How to Patch Tough Holes in Drywall in 7 Steps

How to Patch Tough Holes in Drywall in 7 Steps

Sooner or later, every homeowner or landlord will have to deal with a hole or gouge in the sheet rock that needs a patch. Maybe you let the door go too quickly and it went through the wall, or you had an electrician come in and need to remove a section of the wall to get to your wiring.

Your dog didn’t turn in time and hit the wall, or you had a kid that was practicing karate. Whatever the reason, you now have to patch this hole.

If you’ve never patched a hole in drywall before, you may not know where to start. The good news is that it’s relatively easy to make a solid and lasting repair that looks like the hole never happened in the first place.

You don’t need a kit, and you don’t need any special tools. You’ll just need some joint compound, window screen, common tools, and a drywall scrap. We’ll break down each step so it’s easy to follow if you have your own accident with the drywall and need to repair it.

1. Cut Your Patch

The first step in repairing the drywall is to cut out your patch. Go look for a scrap of drywall that has the same thickness level of the damaged wall. If you don’t have any, call a local drywall franchise or take a visit to your local hardware store and see what they have.

Measure and cut out a square patch that is big enough to cover the existing hole.

Once you cut your patch, hold it over the hole and use a pencil to lightly trace an outline. Above the hole, draw a light X on the wall. On the patch itself, draw an arrow that points up toward the patch.

These drawings will help you orient the patch in the correct direction a few steps down.

2. Prepare the Damaged Wall

The next step is prepping the damaged wall for your patch. To start, get a drywall saw and cut the wall from the edge of the existing hole to the corners of your penciled outline. Use a utility knife and score along the outline’s edge.

This will weaken the drywall, and you can snap pieces off inside your outline. When you get close to an edge, cut each one free using your utility knife to get a clean edge.

3. Add a Piece of Strapping

When you get all of the pieces removed and have a clean area to start your patchwork, it’s time to add strapping. Strapping is a piece of wood that will support your drywall patch.

Get a piece of 1×3 wood and cut it so it’s six inches longer than the hole is high. On one side of the strapping, apply beads of construction adhesive. Carefully insert it into the hole, and make sure your adhesive faces out.

Without touching the wet adhesive, pull the strapping up tight to the drywall. Add to screws using a staggered pattern in each end of the strapping, driving them through the damaged drywall. When the screw heads are just below the wall’s surface, stop them.

4. Adhere Your Patch

Now it’s time to attach your patch you cut in step one. Find the arrow on the patch and align it with the X you drew on the drywall. Carefully but firmly press the patch against your strapping.

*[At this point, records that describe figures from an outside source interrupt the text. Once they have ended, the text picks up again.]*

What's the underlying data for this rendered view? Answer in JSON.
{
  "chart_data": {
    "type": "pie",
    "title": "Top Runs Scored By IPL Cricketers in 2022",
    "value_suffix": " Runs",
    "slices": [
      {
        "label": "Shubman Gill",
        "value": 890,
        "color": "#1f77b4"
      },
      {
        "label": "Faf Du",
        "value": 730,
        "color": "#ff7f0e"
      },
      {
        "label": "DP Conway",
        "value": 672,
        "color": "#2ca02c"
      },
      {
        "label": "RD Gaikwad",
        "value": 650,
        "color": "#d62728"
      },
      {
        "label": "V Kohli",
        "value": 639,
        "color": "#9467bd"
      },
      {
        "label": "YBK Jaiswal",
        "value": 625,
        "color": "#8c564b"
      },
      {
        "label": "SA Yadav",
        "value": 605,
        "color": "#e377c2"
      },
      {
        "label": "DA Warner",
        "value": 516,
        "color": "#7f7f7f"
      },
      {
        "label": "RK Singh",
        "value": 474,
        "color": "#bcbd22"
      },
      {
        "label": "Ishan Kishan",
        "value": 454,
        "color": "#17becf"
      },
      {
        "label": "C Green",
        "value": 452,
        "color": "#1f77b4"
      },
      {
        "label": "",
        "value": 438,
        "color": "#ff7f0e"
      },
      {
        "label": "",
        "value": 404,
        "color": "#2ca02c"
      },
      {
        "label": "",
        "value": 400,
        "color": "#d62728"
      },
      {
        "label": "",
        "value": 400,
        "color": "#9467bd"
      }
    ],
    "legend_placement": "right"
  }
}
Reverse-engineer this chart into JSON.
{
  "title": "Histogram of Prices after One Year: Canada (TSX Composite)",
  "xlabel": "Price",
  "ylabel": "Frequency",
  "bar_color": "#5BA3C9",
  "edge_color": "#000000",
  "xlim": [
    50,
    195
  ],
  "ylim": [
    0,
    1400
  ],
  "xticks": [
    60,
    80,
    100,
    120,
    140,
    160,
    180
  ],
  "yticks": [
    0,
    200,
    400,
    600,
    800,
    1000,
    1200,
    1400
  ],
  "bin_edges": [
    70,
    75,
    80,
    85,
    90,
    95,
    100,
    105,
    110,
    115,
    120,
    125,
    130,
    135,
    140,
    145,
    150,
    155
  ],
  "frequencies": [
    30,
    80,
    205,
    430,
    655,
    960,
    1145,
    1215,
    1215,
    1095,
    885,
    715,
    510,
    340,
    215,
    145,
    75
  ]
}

It’ll adhere to the construction adhesive. Get two screws and drive them in a staggered pattern through the patch and firmly into the strapping. This will ensure the patch doesn’t move.

5. Apply Joint Compound

You want to make the seams around the patch disappear so you get one continuous flat surface between the wall and the new patch. Get your joint compound and a six-inch taping knife.

Apply a thin layer of the joint compound over the patch, and pay close attention to the screw heads and the seams. Don’t apply a thick layer because this will take much longer to dry.

6. Apply the Screen

Before your first layer or joint compound dries, get your window screen and cut it so it’s a few inches longer and wider than your patch. Use your trowel and press the screen into the joint compound.

7. Cover the Seems and Apply Your Final Coat

Take another thin layer of joint compound and apply it over the screen and patch. Start in the middle and work your way outwards. Give in 24 hours to dry. Apply the final thin coat, and go at least six inches around the edge of the previous coat.

Sand it with fine sandpaper after it dries 100%. Wipe the dust away and paint the wall to match your existing color.